Puckett Publishing

Publishing the works of Chuck Puckett since 1999...

Muscadines

The following essay was heard on public radio station WLRH in the autumn of 2006. The same event that triggered its creation occurred again the other day, again on a bike ride. Consider it a sort of Proustian ode to Remembrance of Things Past. With the obvious differences that it is not in the form of an ode and sounds nothing like Proust.

An annual event occurred the other day, an event that restored my geographical destiny. I say annual, because it thankfully happens every year, although the precise date varies.

Now, geographical destiny is not a thing many people consider significant in their lives. But as for me, there is a period that spans the months of July and August, as well as parts of June and a considerable portion of September, when I am absolutely convinced that, as my soul was winging its way toward earth and its injection into my new born body, that it was intended to land in Vermont. But instead some cosmic disturbance, a passing comet or misplaced meteor perhaps, deflected it so that I landed in Alabama instead. Why consider my Alabama birth a mistake? Because for the interminable months of July and August, as well as parts of June and a considerable portion of September, I am completely and utterly miserable. Alabama heat and Alabama humidity gang up on a poor, misplaced soul that should have been born in the Green Mountains, up in Ben and Jerry Land. Where the weather admits that it should be getting cooler, and acts accordingly.

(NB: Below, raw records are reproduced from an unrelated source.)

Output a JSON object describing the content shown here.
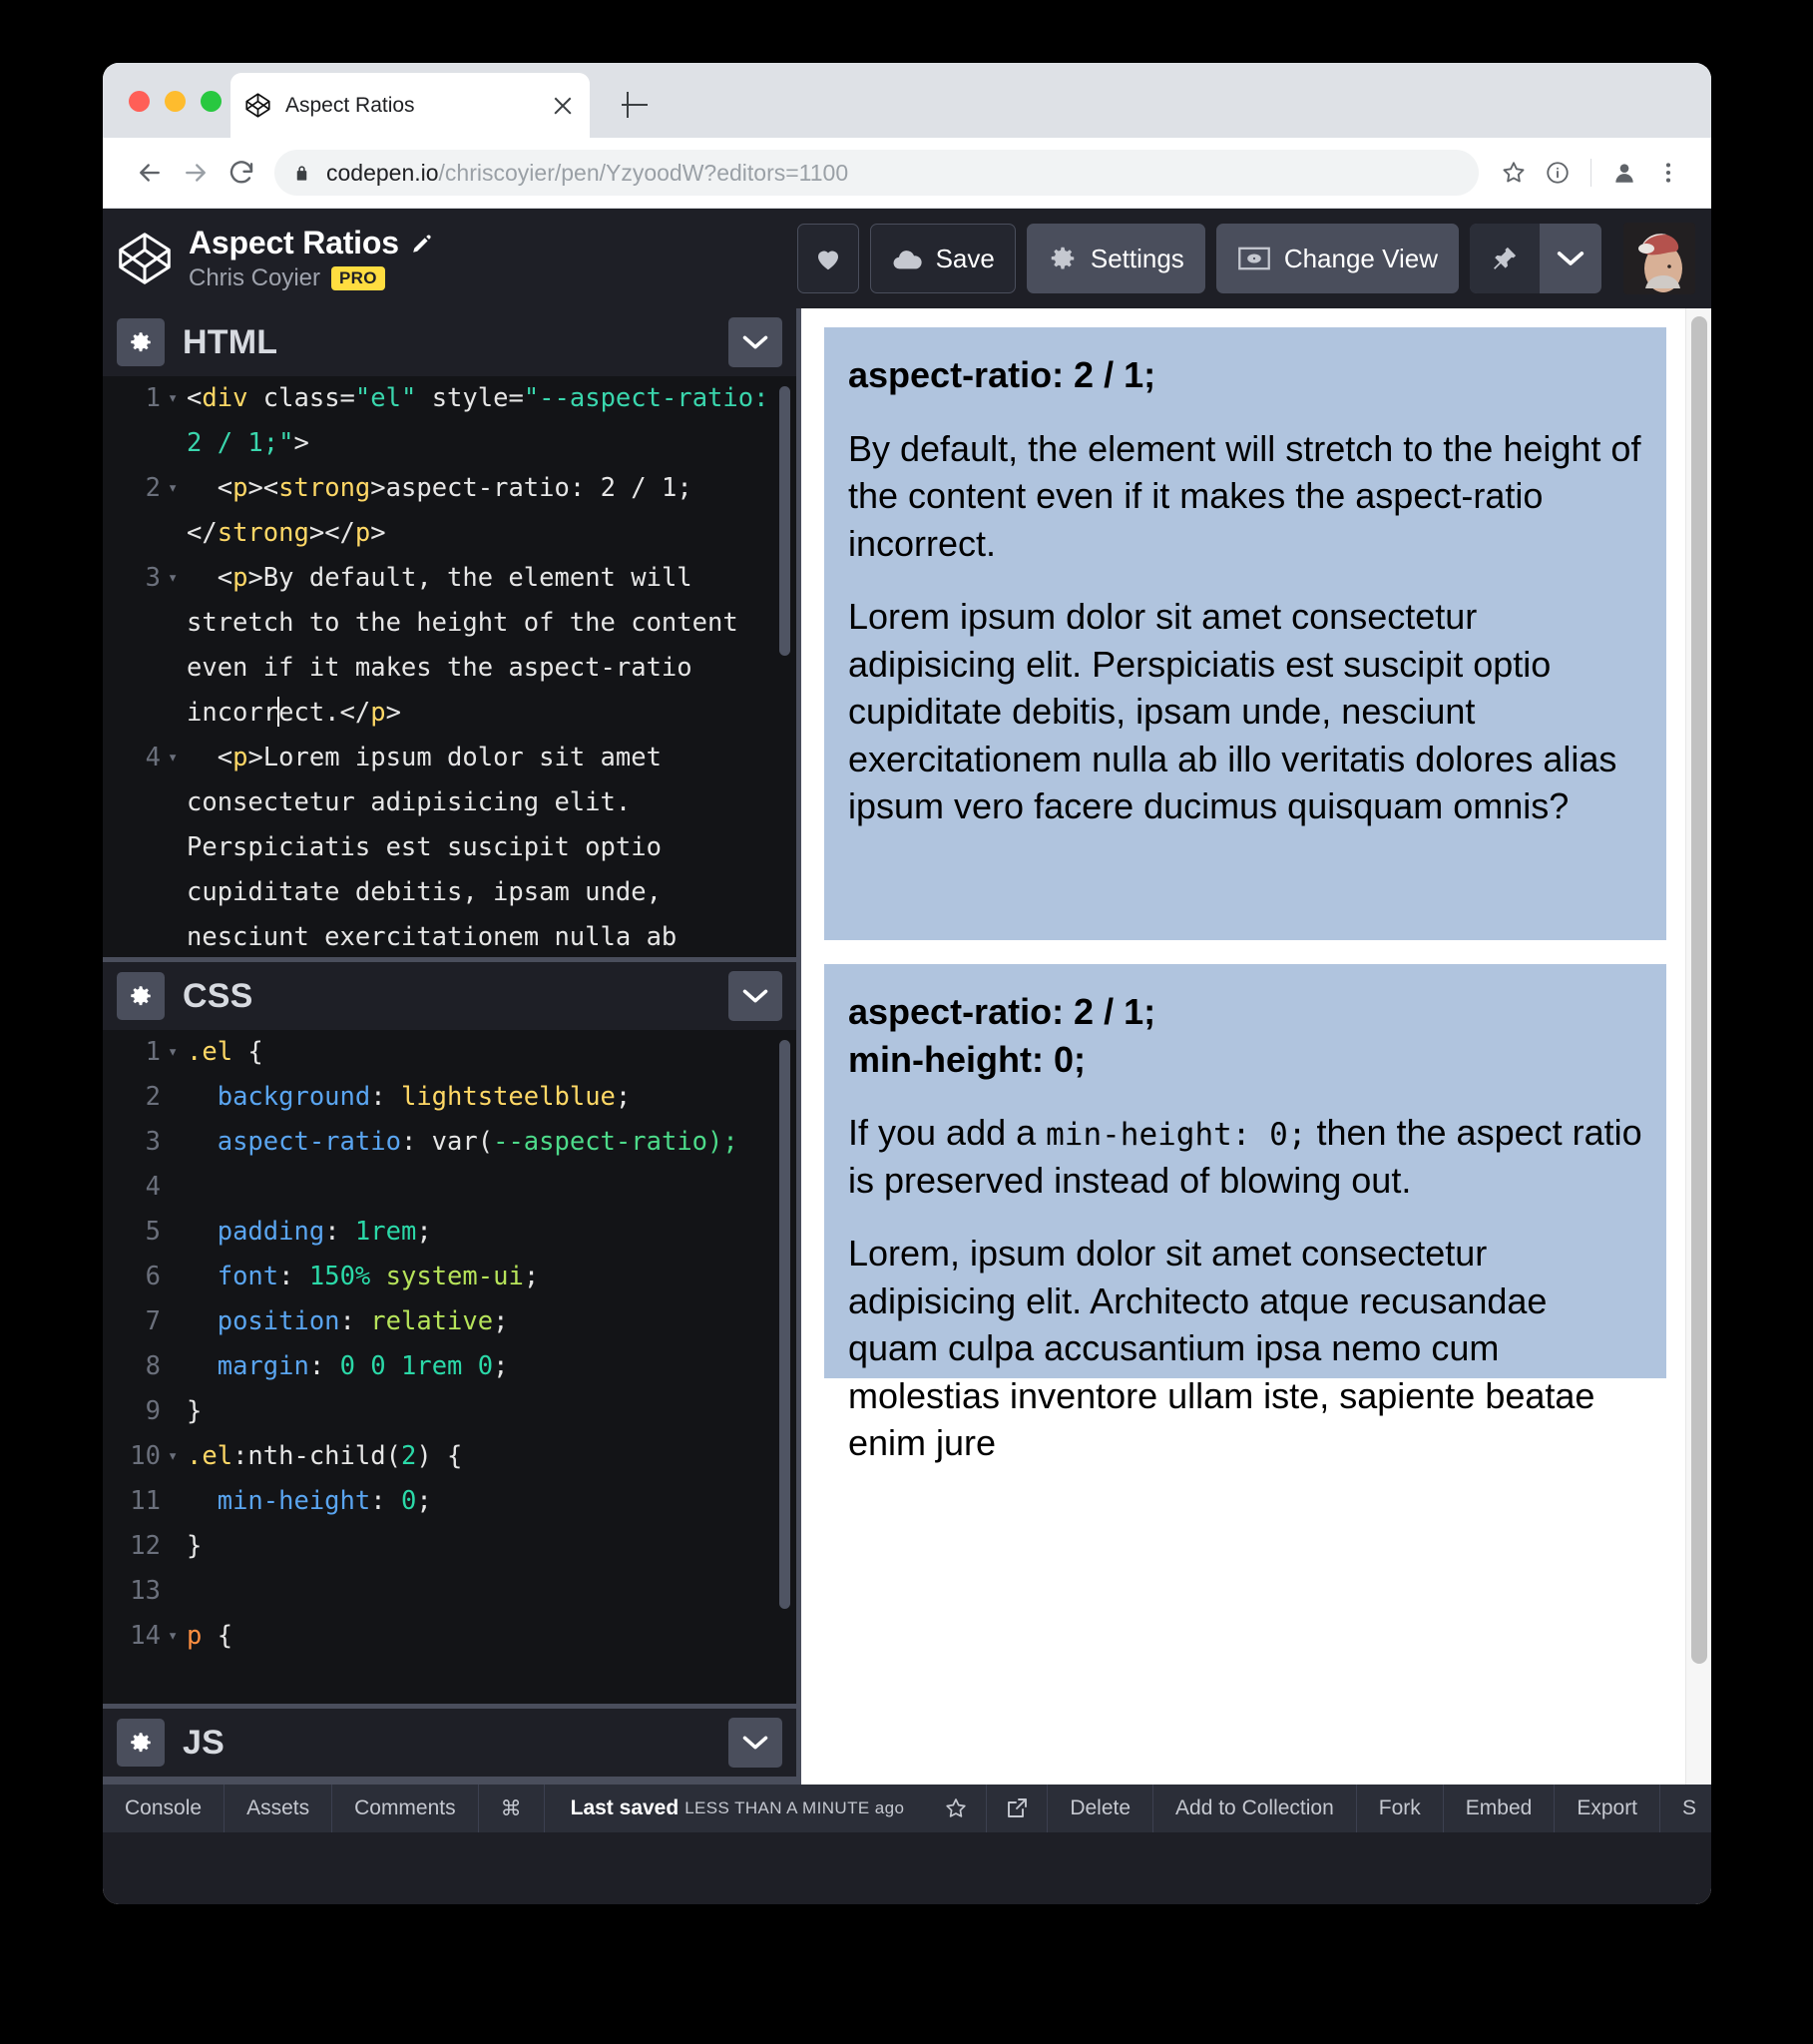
{
  "browser": {
    "tab": {
      "title": "Aspect Ratios",
      "favicon": "codepen-logo-icon",
      "close": "close-icon"
    },
    "new_tab": "new-tab-icon",
    "nav": {
      "back": "back-arrow-icon",
      "forward": "forward-arrow-icon",
      "reload": "reload-icon"
    },
    "omnibox": {
      "lock": "lock-icon",
      "host": "codepen.io",
      "path": "/chriscoyier/pen/YzyoodW?editors=1100",
      "full_url": "codepen.io/chriscoyier/pen/YzyoodW?editors=1100",
      "bookmark": "star-icon",
      "info": "info-circle-icon",
      "profile": "profile-avatar-icon",
      "menu": "three-dot-menu-icon"
    }
  },
  "pen_header": {
    "logo": "codepen-logo-icon",
    "title": "Aspect Ratios",
    "edit_icon": "pencil-icon",
    "author": "Chris Coyier",
    "pro_badge": "PRO",
    "buttons": {
      "heart": {
        "label": "",
        "icon": "heart-icon"
      },
      "save": {
        "label": "Save",
        "icon": "cloud-icon"
      },
      "settings": {
        "label": "Settings",
        "icon": "gear-icon"
      },
      "change_view": {
        "label": "Change View",
        "icon": "screen-eye-icon"
      },
      "pin": {
        "icon": "pin-icon"
      },
      "pin_caret": {
        "icon": "chevron-down-icon"
      }
    },
    "avatar": "user-avatar"
  },
  "editors": [
    {
      "id": "html",
      "label": "HTML",
      "gear": "gear-icon",
      "caret": "chevron-down-icon"
    },
    {
      "id": "css",
      "label": "CSS",
      "gear": "gear-icon",
      "caret": "chevron-down-icon"
    },
    {
      "id": "js",
      "label": "JS",
      "gear": "gear-icon",
      "caret": "chevron-down-icon"
    }
  ],
  "html_code": {
    "lines": [
      {
        "n": "1",
        "fold": true
      },
      {
        "n": "2",
        "fold": true
      },
      {
        "n": "3",
        "fold": true
      },
      {
        "n": "4",
        "fold": true
      }
    ],
    "source": [
      "<div class=\"el\" style=\"--aspect-ratio: 2 / 1;\">",
      "  <p><strong>aspect-ratio: 2 / 1;</strong></p>",
      "  <p>By default, the element will stretch to the height of the content even if it makes the aspect-ratio incorrect.</p>",
      "  <p>Lorem ipsum dolor sit amet consectetur adipisicing elit. Perspiciatis est suscipit optio cupiditate debitis, ipsam unde, nesciunt exercitationem nulla ab"
    ]
  },
  "css_code": {
    "lines": [
      {
        "n": "1",
        "fold": true,
        "text": ".el {"
      },
      {
        "n": "2",
        "fold": false,
        "text": "  background: lightsteelblue;"
      },
      {
        "n": "3",
        "fold": false,
        "text": "  aspect-ratio: var(--aspect-ratio);"
      },
      {
        "n": "4",
        "fold": false,
        "text": ""
      },
      {
        "n": "5",
        "fold": false,
        "text": "  padding: 1rem;"
      },
      {
        "n": "6",
        "fold": false,
        "text": "  font: 150% system-ui;"
      },
      {
        "n": "7",
        "fold": false,
        "text": "  position: relative;"
      },
      {
        "n": "8",
        "fold": false,
        "text": "  margin: 0 0 1rem 0;"
      },
      {
        "n": "9",
        "fold": false,
        "text": "}"
      },
      {
        "n": "10",
        "fold": true,
        "text": ".el:nth-child(2) {"
      },
      {
        "n": "11",
        "fold": false,
        "text": "  min-height: 0;"
      },
      {
        "n": "12",
        "fold": false,
        "text": "}"
      },
      {
        "n": "13",
        "fold": false,
        "text": ""
      },
      {
        "n": "14",
        "fold": true,
        "text": "p {"
      }
    ]
  },
  "preview": {
    "block1": {
      "heading": "aspect-ratio: 2 / 1;",
      "p1": "By default, the element will stretch to the height of the content even if it makes the aspect-ratio incorrect.",
      "p2": "Lorem ipsum dolor sit amet consectetur adipisicing elit. Perspiciatis est suscipit optio cupiditate debitis, ipsam unde, nesciunt exercitationem nulla ab illo veritatis dolores alias ipsum vero facere ducimus quisquam omnis?"
    },
    "block2": {
      "heading_line1": "aspect-ratio: 2 / 1;",
      "heading_line2": "min-height: 0;",
      "p1_before": "If you add a ",
      "p1_code": "min-height: 0;",
      "p1_after": " then the aspect ratio is preserved instead of blowing out.",
      "p2": "Lorem, ipsum dolor sit amet consectetur adipisicing elit. Architecto atque recusandae quam culpa accusantium ipsa nemo cum molestias inventore ullam iste, sapiente beatae enim jure"
    },
    "background_color": "#b0c4de"
  },
  "bottom_bar": {
    "console": "Console",
    "assets": "Assets",
    "comments": "Comments",
    "shortcut": "⌘",
    "saved_strong": "Last saved",
    "saved_rest": "LESS THAN A MINUTE ago",
    "star": "star-icon",
    "open_external": "external-link-icon",
    "delete": "Delete",
    "add_to_collection": "Add to Collection",
    "fork": "Fork",
    "embed": "Embed",
    "export": "Export",
    "share_truncated": "S"
  }
}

But back to the event. I make a daily ride on my bicycle, 12 miles out along the path at Point Mallard in Decatur, a pretty ride that takes me through the trees, right beside the Tennessee River. A perfectly beautiful afternoon ride, dodging the walkers and the joggers. A beautiful, wonderful ride— except during the months of July and August, as well as parts of June and a considerable portion of September. During that purgatory, it takes a veritable act of will just to get up and face the heat. Sweat and dust and humidity. Just get it over with.

But the other day, it happened, the event happened. I got on my bike, and there was something different in the air. Or not in the air, depending on your perspective. There was a clarity, the world no longer seen through a glass muggy. There was a hint, a notion, the barest trace of… coolness. I wondered, was this it? And then on the trail, there they were. Muscadines, newly fallen, still untrodden, but for a few. Muscadines, those woodland grapes whose scent is both strong and yet somehow delicate. Muscadines, made into wine by some, into jams and jellies by those whose moral compass lies in another direction. The fragrance of muscadines rose in that clear, and yes, definitely cool, air.

And my reaction was immediate. I was suddenly back at a county fair in my youth, the smell of cotton candy and cool nights. Then my nose was buried deep in the grass of a football field, forcibly inhaling the pungent smell of grass that’s been churned by an afternoon’s practice. There was the smell of apples and fresh-squeezed cider. The smell of hay, and a hayride, and innocence thinking itself wicked because it was hidden in the dark straw, and then the bonfire and the songs and the flaming marshmallows. And the raked, damp leaves in the front yard, and the burning piles of leaves. All these Proustian odors, these remembrances of things past, were triggered by synapses that had been tangled together with the synapses that were triggered by the smell of muscadines in air that carried the first clear, bittersweet hint of Autumn.

And those memories flooded the soul of one who mistakenly thought he should have been born in Vermont, but realizes he is at home in Alabama.